The Old Wild West
Take a distinct flavour of the old Wild West, throw in some unusual, some might say gruesome elements, and then mix them with a modern computer game. The result is CowBall, a game from URSE Games, developed by a team led by Sergey Kuzmichev and Juriy Aliev who were responsible for titles such as Gem Ball and Nuclear Ball.
As already mentioned, CowBall is set in the Wild West of cowboys and Red Indians. There are numerous 3D scenes made up of animated characters and building blocks representing that period of American history. Using your friendly cowboy as a paddle, your task is to destroy all the elements of each scene with a range of balls that possess different characteristics. Yes this is a game that belongs to the genre of themed brick-bursting action.
As you work your way through the various scenes, and they are at least two hundred levels, you will be faced by numerous challenges as you encounter ostriches, sheep, dogs, cattle, gophers, zombies and some strange two-legged fiends that emit sparks from their rear end while spitting out destructive fire balls at odd intervals. While some of the animated creatures are harmless (the sheep do leave behind a blood smear when hit), others are not so friendly and can destroy your cowboy paddle if they come in contact. Buildings and fences also need to be removed and some require several hits before they are removed.
Help and assistance is available with structures that can clone your ball and there are numerous power-ups concealed in or on top of some building blocks. Some of these power-ups, however, are more of a hindrance than help. While there are power-ups to increase the number of balls in play; introduce balls with more destructive capabilities; increase your paddle size; plus give you a pair of six-shooters or a supply of dynamite to throw; others are less welcome. Reducing the size of your paddle or speeding up the game are acceptable risks but you definitely want to avoid the floating party poppers unless you are a master of reverse manipulation.
Along with points gained for destroying buildings and creatures, you can also need to watch out for and collect sheriff's badges and cowboy hats. As you undoubtedly know, you can not be a cowboy without a hat and by collecting enough of this item of clothing you can add to the number of lives you have available. A sheriff's badge is even more powerful as each one collected is worth an extra life.
Screen activity is smooth and often hectic. At time I felt there was too much going on to really appreciate the action and I was tempted to allow some of the multiple balls under to my control to get passed my paddle. Sound effects are consistent with the onscreen characters and action. The game has three levels of difficulty.

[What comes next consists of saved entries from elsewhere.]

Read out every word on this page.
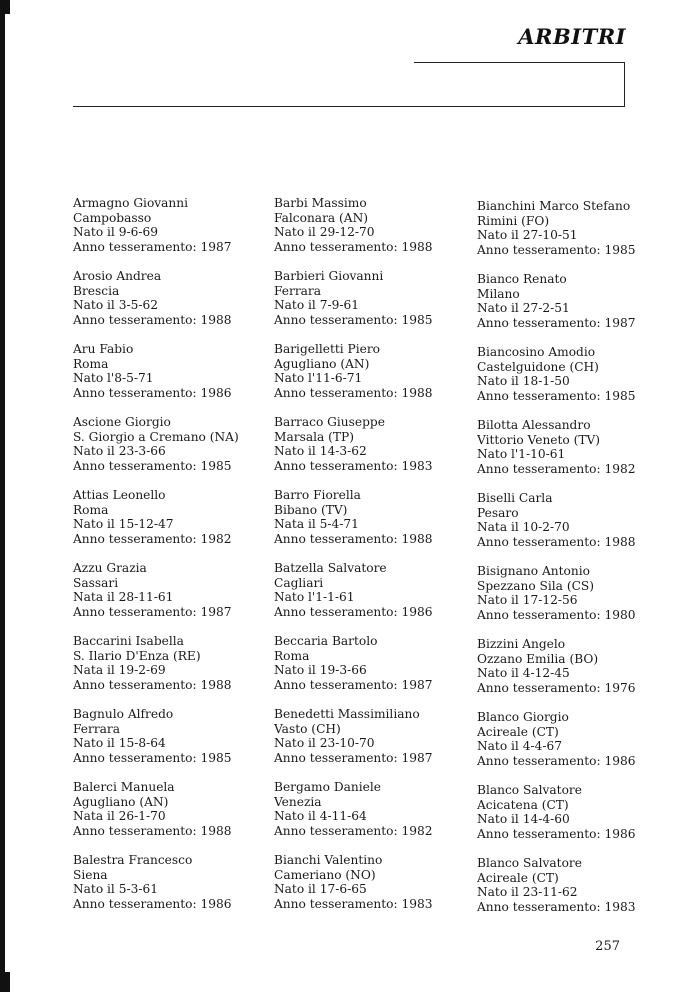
ARBITRI
Armagno Giovanni
Campobasso
Nato il 9-6-69
Anno tesseramento: 1987
Arosio Andrea
Brescia
Nato il 3-5-62
Anno tesseramento: 1988
Aru Fabio
Roma
Nato l'8-5-71
Anno tesseramento: 1986
Ascione Giorgio
S. Giorgio a Cremano (NA)
Nato il 23-3-66
Anno tesseramento: 1985
Attias Leonello
Roma
Nato il 15-12-47
Anno tesseramento: 1982
Azzu Grazia
Sassari
Nata il 28-11-61
Anno tesseramento: 1987
Baccarini Isabella
S. Ilario D'Enza (RE)
Nata il 19-2-69
Anno tesseramento: 1988
Bagnulo Alfredo
Ferrara
Nato il 15-8-64
Anno tesseramento: 1985
Balerci Manuela
Agugliano (AN)
Nata il 26-1-70
Anno tesseramento: 1988
Balestra Francesco
Siena
Nato il 5-3-61
Anno tesseramento: 1986
Barbi Massimo
Falconara (AN)
Nato il 29-12-70
Anno tesseramento: 1988
Barbieri Giovanni
Ferrara
Nato il 7-9-61
Anno tesseramento: 1985
Barigelletti Piero
Agugliano (AN)
Nato l'11-6-71
Anno tesseramento: 1988
Barraco Giuseppe
Marsala (TP)
Nato il 14-3-62
Anno tesseramento: 1983
Barro Fiorella
Bibano (TV)
Nata il 5-4-71
Anno tesseramento: 1988
Batzella Salvatore
Cagliari
Nato l'1-1-61
Anno tesseramento: 1986
Beccaria Bartolo
Roma
Nato il 19-3-66
Anno tesseramento: 1987
Benedetti Massimiliano
Vasto (CH)
Nato il 23-10-70
Anno tesseramento: 1987
Bergamo Daniele
Venezia
Nato il 4-11-64
Anno tesseramento: 1982
Bianchi Valentino
Cameriano (NO)
Nato il 17-6-65
Anno tesseramento: 1983
Bianchini Marco Stefano
Rimini (FO)
Nato il 27-10-51
Anno tesseramento: 1985
Bianco Renato
Milano
Nato il 27-2-51
Anno tesseramento: 1987
Biancosino Amodio
Castelguidone (CH)
Nato il 18-1-50
Anno tesseramento: 1985
Bilotta Alessandro
Vittorio Veneto (TV)
Nato l'1-10-61
Anno tesseramento: 1982
Biselli Carla
Pesaro
Nata il 10-2-70
Anno tesseramento: 1988
Bisignano Antonio
Spezzano Sila (CS)
Nato il 17-12-56
Anno tesseramento: 1980
Bizzini Angelo
Ozzano Emilia (BO)
Nato il 4-12-45
Anno tesseramento: 1976
Blanco Giorgio
Acireale (CT)
Nato il 4-4-67
Anno tesseramento: 1986
Blanco Salvatore
Acicatena (CT)
Nato il 14-4-60
Anno tesseramento: 1986
Blanco Salvatore
Acireale (CT)
Nato il 23-11-62
Anno tesseramento: 1983
257
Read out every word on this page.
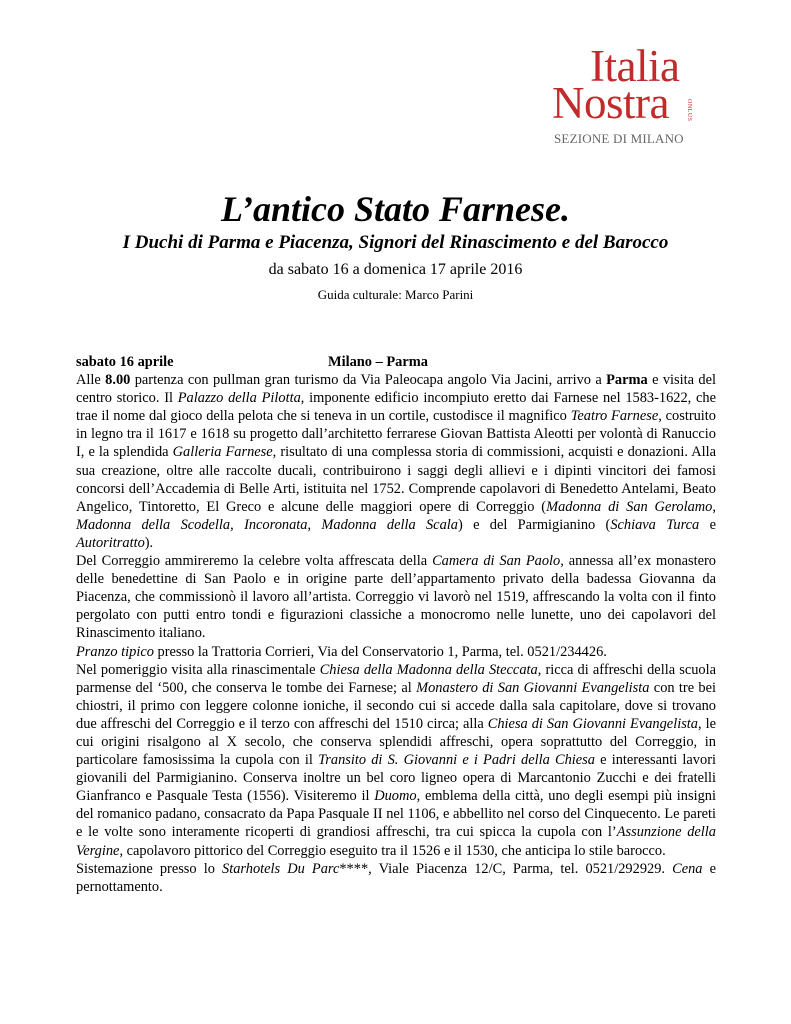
Italia
Nostra	ONLUS
SEZIONE DI MILANO
L’antico Stato Farnese.
I Duchi di Parma e Piacenza, Signori del Rinascimento e del Barocco
da sabato 16 a domenica 17 aprile 2016
Guida culturale: Marco Parini
sabato 16 aprile	Milano – Parma

Alle 8.00 partenza con pullman gran turismo da Via Paleocapa angolo Via Jacini, arrivo a Parma e visita del centro storico. Il Palazzo della Pilotta, imponente edificio incompiuto eretto dai Farnese nel 1583-1622, che trae il nome dal gioco della pelota che si teneva in un cortile, custodisce il magnifico Teatro Farnese, costruito in legno tra il 1617 e 1618 su progetto dall’architetto ferrarese Giovan Battista Aleotti per volontà di Ranuccio I, e la splendida Galleria Farnese, risultato di una complessa storia di commissioni, acquisti e donazioni. Alla sua creazione, oltre alle raccolte ducali, contribuirono i saggi degli allievi e i dipinti vincitori dei famosi concorsi dell’Accademia di Belle Arti, istituita nel 1752. Comprende capolavori di Benedetto Antelami, Beato Angelico, Tintoretto, El Greco e alcune delle maggiori opere di Correggio (Madonna di San Gerolamo, Madonna della Scodella, Incoronata, Madonna della Scala) e del Parmigianino (Schiava Turca e Autoritratto).

Del Correggio ammireremo la celebre volta affrescata della Camera di San Paolo, annessa all’ex monastero delle benedettine di San Paolo e in origine parte dell’appartamento privato della badessa Giovanna da Piacenza, che commissionò il lavoro all’artista. Correggio vi lavorò nel 1519, affrescando la volta con il finto pergolato con putti entro tondi e figurazioni classiche a monocromo nelle lunette, uno dei capolavori del Rinascimento italiano.

Pranzo tipico presso la Trattoria Corrieri, Via del Conservatorio 1, Parma, tel. 0521/234426.

Nel pomeriggio visita alla rinascimentale Chiesa della Madonna della Steccata, ricca di affreschi della scuola parmense del ‘500, che conserva le tombe dei Farnese; al Monastero di San Giovanni Evangelista con tre bei chiostri, il primo con leggere colonne ioniche, il secondo cui si accede dalla sala capitolare, dove si trovano due affreschi del Correggio e il terzo con affreschi del 1510 circa; alla Chiesa di San Giovanni Evangelista, le cui origini risalgono al X secolo, che conserva splendidi affreschi, opera soprattutto del Correggio, in particolare famosissima la cupola con il Transito di S. Giovanni e i Padri della Chiesa e interessanti lavori giovanili del Parmigianino. Conserva inoltre un bel coro ligneo opera di Marcantonio Zucchi e dei fratelli Gianfranco e Pasquale Testa (1556). Visiteremo il Duomo, emblema della città, uno degli esempi più insigni del romanico padano, consacrato da Papa Pasquale II nel 1106, e abbellito nel corso del Cinquecento. Le pareti e le volte sono interamente ricoperti di grandiosi affreschi, tra cui spicca la cupola con l’Assunzione della Vergine, capolavoro pittorico del Correggio eseguito tra il 1526 e il 1530, che anticipa lo stile barocco.

Sistemazione presso lo Starhotels Du Parc****, Viale Piacenza 12/C, Parma, tel. 0521/292929. Cena e pernottamento.
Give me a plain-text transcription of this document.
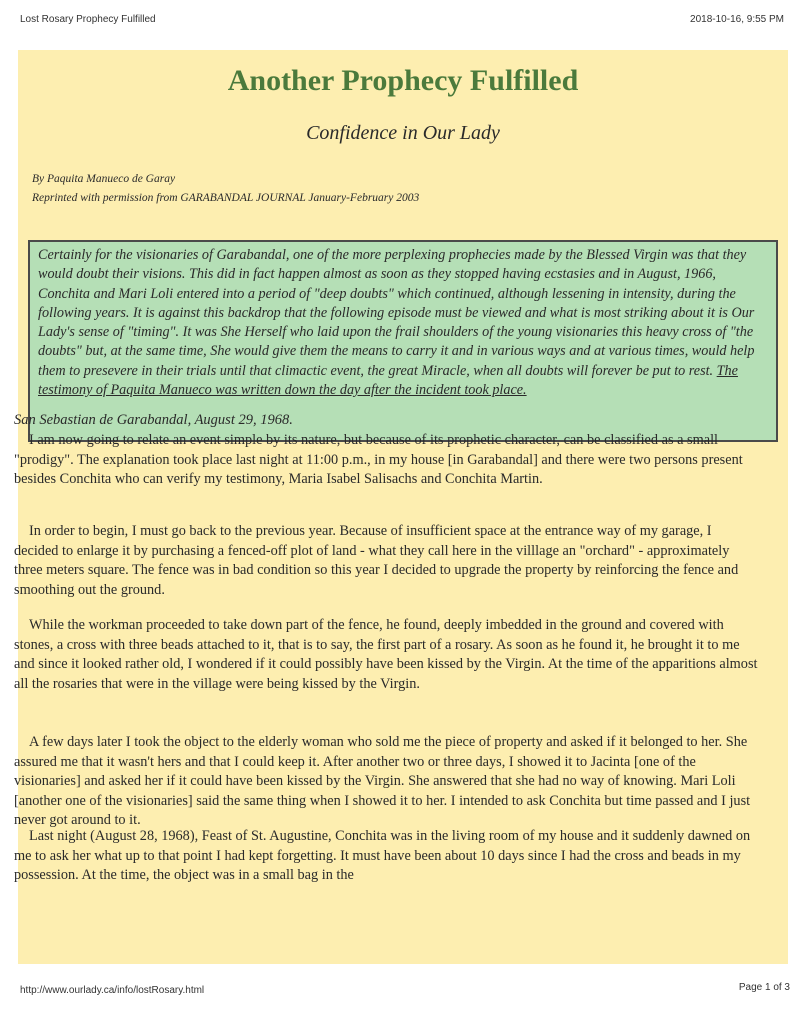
Lost Rosary Prophecy Fulfilled	2018-10-16, 9:55 PM
Another Prophecy Fulfilled
Confidence in Our Lady
By Paquita Manueco de Garay
Reprinted with permission from GARABANDAL JOURNAL January-February 2003
Certainly for the visionaries of Garabandal, one of the more perplexing prophecies made by the Blessed Virgin was that they would doubt their visions. This did in fact happen almost as soon as they stopped having ecstasies and in August, 1966, Conchita and Mari Loli entered into a period of "deep doubts" which continued, although lessening in intensity, during the following years. It is against this backdrop that the following episode must be viewed and what is most striking about it is Our Lady's sense of "timing". It was She Herself who laid upon the frail shoulders of the young visionaries this heavy cross of "the doubts" but, at the same time, She would give them the means to carry it and in various ways and at various times, would help them to presevere in their trials until that climactic event, the great Miracle, when all doubts will forever be put to rest. The testimony of Paquita Manueco was written down the day after the incident took place.
San Sebastian de Garabandal, August 29, 1968.
I am now going to relate an event simple by its nature, but because of its prophetic character, can be classified as a small "prodigy". The explanation took place last night at 11:00 p.m., in my house [in Garabandal] and there were two persons present besides Conchita who can verify my testimony, Maria Isabel Salisachs and Conchita Martin.
In order to begin, I must go back to the previous year. Because of insufficient space at the entrance way of my garage, I decided to enlarge it by purchasing a fenced-off plot of land - what they call here in the villlage an "orchard" - approximately three meters square. The fence was in bad condition so this year I decided to upgrade the property by reinforcing the fence and smoothing out the ground.
While the workman proceeded to take down part of the fence, he found, deeply imbedded in the ground and covered with stones, a cross with three beads attached to it, that is to say, the first part of a rosary. As soon as he found it, he brought it to me and since it looked rather old, I wondered if it could possibly have been kissed by the Virgin. At the time of the apparitions almost all the rosaries that were in the village were being kissed by the Virgin.
A few days later I took the object to the elderly woman who sold me the piece of property and asked if it belonged to her. She assured me that it wasn't hers and that I could keep it. After another two or three days, I showed it to Jacinta [one of the visionaries] and asked her if it could have been kissed by the Virgin. She answered that she had no way of knowing. Mari Loli [another one of the visionaries] said the same thing when I showed it to her. I intended to ask Conchita but time passed and I just never got around to it.
Last night (August 28, 1968), Feast of St. Augustine, Conchita was in the living room of my house and it suddenly dawned on me to ask her what up to that point I had kept forgetting. It must have been about 10 days since I had the cross and beads in my possession. At the time, the object was in a small bag in the
http://www.ourlady.ca/info/lostRosary.html	Page 1 of 3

Overall I enjoyed playing CowBall, although it is not generally the first game I turned to, but I do have one criticism. I felt that some of the earlier stages were more difficult that those that appeared later - surely it should be the other way round. CowBall requires a 650MHz processor or better with 128MB of RAM and 32MB of video memory. The game will run on any version of Windows from 95 onwards. You can download a 60-minute trial version for free and this restriction will be removed when registering the title at a cost of $19.99.